Much of this remarkable reversal of fortune has been driven by twenty-two-year-old Caitlin Clark, the All-Star rookie who plays for the Indiana Fever. Clark is more than a player; she’s a cultural phenomenon. Again, the numbers don’t lie: Fever games have accounted for a staggering 33.5 percent of WNBA attendance this season, and teams regularly have to move to larger arenas to accommodate ticket demand. The average attendance for Fever games is more than 15,500, a 105 percent increase from a league average of roughly 7,500.
Clark’s record-setting collegiate years at the University of Iowa, her steady flow of national television commercials, and particularly her thirty-foot three-pointers off the dribble have generated a passionate following of new WNBA fans.
Granted, it hasn’t been all smooth sailing for Clark. She also leads the WNBA in turnovers. Her gesticulating complaints on the court—sometimes aimed at referees, other times at her own teammates—have offended some old guard fans and players.
But this story, shamefully, does not end at the sidelines. Clark has also become a shibboleth of the political far right—people who have never shown an ounce of interest in the WNBA until now. Their line is that Clark, who is white and straight, is being “targeted” by women who one rightwing radio hack contemptuously dismissed as “a league filled with Black lesbians.”
Additionally, former high-profile sports writer Jason Whitlock, who has rebranded himself as a rightwing scold following a series of humiliating firings, expounded by saying, “The WNBA for twenty-five to twenty-six years has basically been a traveling lesbian sex cult.”
The Chicago Tribune published an editorial “defending” Clark from hard fouls, describing one in particular as “an assault.” Even a back-bench Republican U.S. Representative from Indiana named Jim Banks spoke out against the “targeting” of Clark.
This is all absurd, of course, as it’s the reactionary old saw from decades past that white, straight women must be protected, particularly from Black antagonists, at all costs.

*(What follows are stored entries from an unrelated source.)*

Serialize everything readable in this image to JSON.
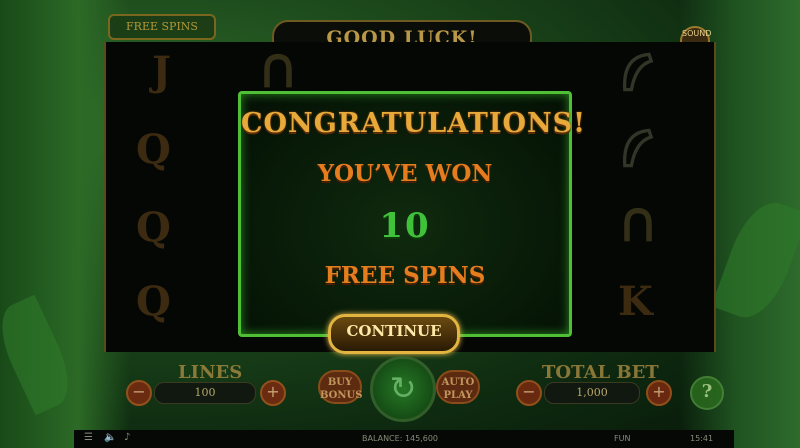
{
  "header": {
    "free_tag": "FREE SPINS",
    "title": "GOOD LUCK!",
    "badge": "SOUND"
  },
  "reel_symbols": {
    "col1": [
      "J",
      "Q",
      "Q",
      "Q"
    ],
    "col5": [
      "K"
    ]
  },
  "modal": {
    "heading": "CONGRATULATIONS!",
    "line1": "YOU’VE WON",
    "count": "10",
    "line2": "FREE SPINS",
    "continue_label": "CONTINUE"
  },
  "controls": {
    "lines_label": "LINES",
    "lines_value": "100",
    "minus": "−",
    "plus": "+",
    "buy_label": "BUY\nBONUS",
    "auto_label": "AUTO\nPLAY",
    "spin_icon": "↻",
    "total_bet_label": "TOTAL BET",
    "total_bet_value": "1,000",
    "help_label": "?"
  },
  "status": {
    "balance": "BALANCE: 145,600",
    "mode": "FUN",
    "time": "15:41"
  },
  "colors": {
    "modal_border": "#4fbf36",
    "gold": "#e7a93a",
    "orange": "#e57d1e",
    "green_count": "#3fc23a"
  }
}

Hard fouls are “assaults,” and Clark, that damsel in distress, must be protected from the hordes.
The Whitlocks of the world are just reviving and replaying an old lynchers’ classic. This rightwing onslaught does more than just pollute our political air; it does a profound disservice to the athletes of the WNBA, who are playing the best brand of women’s basketball we have ever seen.

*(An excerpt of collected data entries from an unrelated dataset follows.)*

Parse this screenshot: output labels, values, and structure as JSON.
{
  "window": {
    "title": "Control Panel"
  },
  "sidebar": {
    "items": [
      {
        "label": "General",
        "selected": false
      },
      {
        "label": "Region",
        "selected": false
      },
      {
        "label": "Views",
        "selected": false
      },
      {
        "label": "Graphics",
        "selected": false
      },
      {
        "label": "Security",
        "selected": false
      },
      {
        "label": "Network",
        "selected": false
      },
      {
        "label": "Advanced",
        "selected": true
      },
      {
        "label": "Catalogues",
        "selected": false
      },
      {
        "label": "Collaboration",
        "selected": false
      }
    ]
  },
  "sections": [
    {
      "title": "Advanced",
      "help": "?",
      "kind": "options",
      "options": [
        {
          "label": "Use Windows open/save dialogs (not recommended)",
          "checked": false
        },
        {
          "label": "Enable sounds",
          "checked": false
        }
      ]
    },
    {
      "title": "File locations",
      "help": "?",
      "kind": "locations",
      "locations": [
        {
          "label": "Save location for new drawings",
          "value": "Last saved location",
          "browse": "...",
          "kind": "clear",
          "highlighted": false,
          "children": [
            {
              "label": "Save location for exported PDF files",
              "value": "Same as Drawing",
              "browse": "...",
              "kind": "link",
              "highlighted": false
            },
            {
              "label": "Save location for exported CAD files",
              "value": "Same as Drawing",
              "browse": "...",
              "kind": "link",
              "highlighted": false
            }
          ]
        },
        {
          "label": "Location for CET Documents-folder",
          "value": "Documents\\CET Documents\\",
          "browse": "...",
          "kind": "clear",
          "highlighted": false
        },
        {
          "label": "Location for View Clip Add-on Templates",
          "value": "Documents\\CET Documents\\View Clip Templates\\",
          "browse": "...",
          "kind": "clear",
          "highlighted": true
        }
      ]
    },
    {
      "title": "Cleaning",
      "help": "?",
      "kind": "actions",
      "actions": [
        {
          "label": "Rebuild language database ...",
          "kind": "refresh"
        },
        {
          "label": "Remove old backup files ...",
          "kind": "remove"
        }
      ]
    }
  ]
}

As Washington Post sports writer Candace Buckner told the BBC, “I’m just taken aback that the new fans are so shocked. It’s a contact sport. It’s almost as if you were a new opera fan and you were surprised there was music.”

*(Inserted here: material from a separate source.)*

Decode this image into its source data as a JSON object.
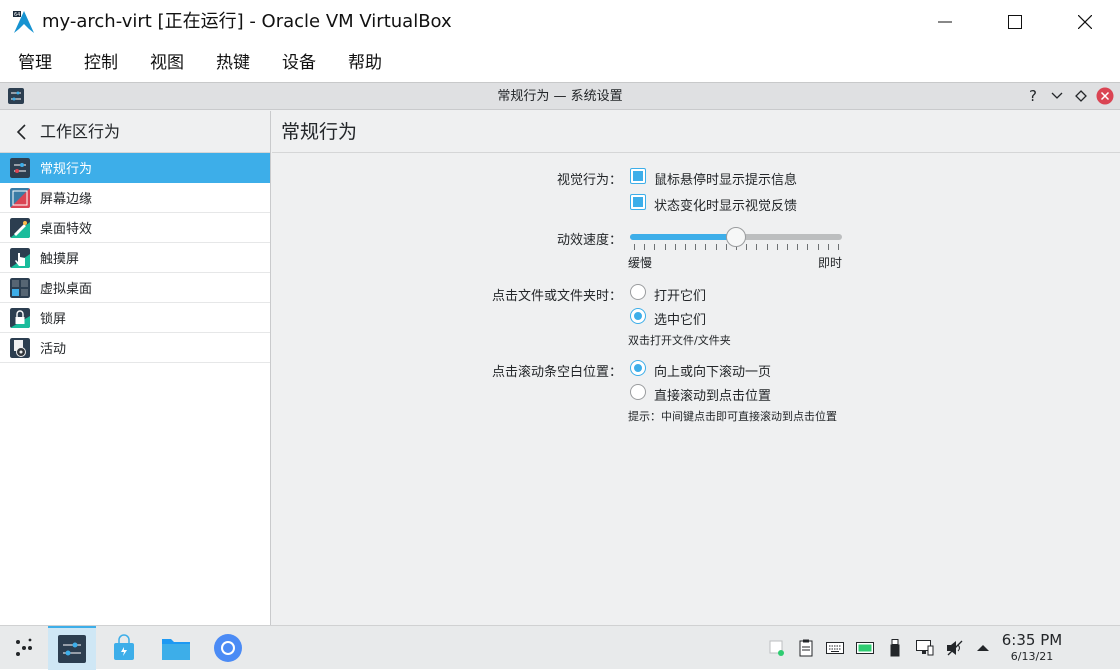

Pressure has risen for Clark to denounce these revanchists riding on her back. For several weeks, Clark seemed to pretend it wasn’t happening, but eventually, silence began to look like complicity. This began to frustrate other players. Connecticut Sun guard DiJonai Carrington took to social media to say, “Dawg. How one can not be bothered by their name being used to justify racism, bigotry, misogyny, xenophobia, homophobia & the intersectionalities of them all is nuts. We all see the sh*t. We all have a platform. We all have a voice & they all hold weight. Silence is a luxury.”
Clark had to say something. “It’s disappointing,” she said. “The women in our league deserve the same amount of respect, so people should not be using my name to push those agendas.”
It’s not exactly a call to arms, but it was a sign that she had been listening to critiques of her silence in the face of the gutter commentary aimed at her league. She is also twenty-two and clearly getting an education that few could understand.
Clark is a transcendent figure already. But she is learning that with great power comes great responsibility. She finds herself in the middle of a toxic political period, seeing her whiteness be weaponized. Going forward, she will surely have to once again reclaim her personhood in the face of people who claim to adore her but would laugh with satisfaction if the league—and women’s basketball—disappeared without a trace.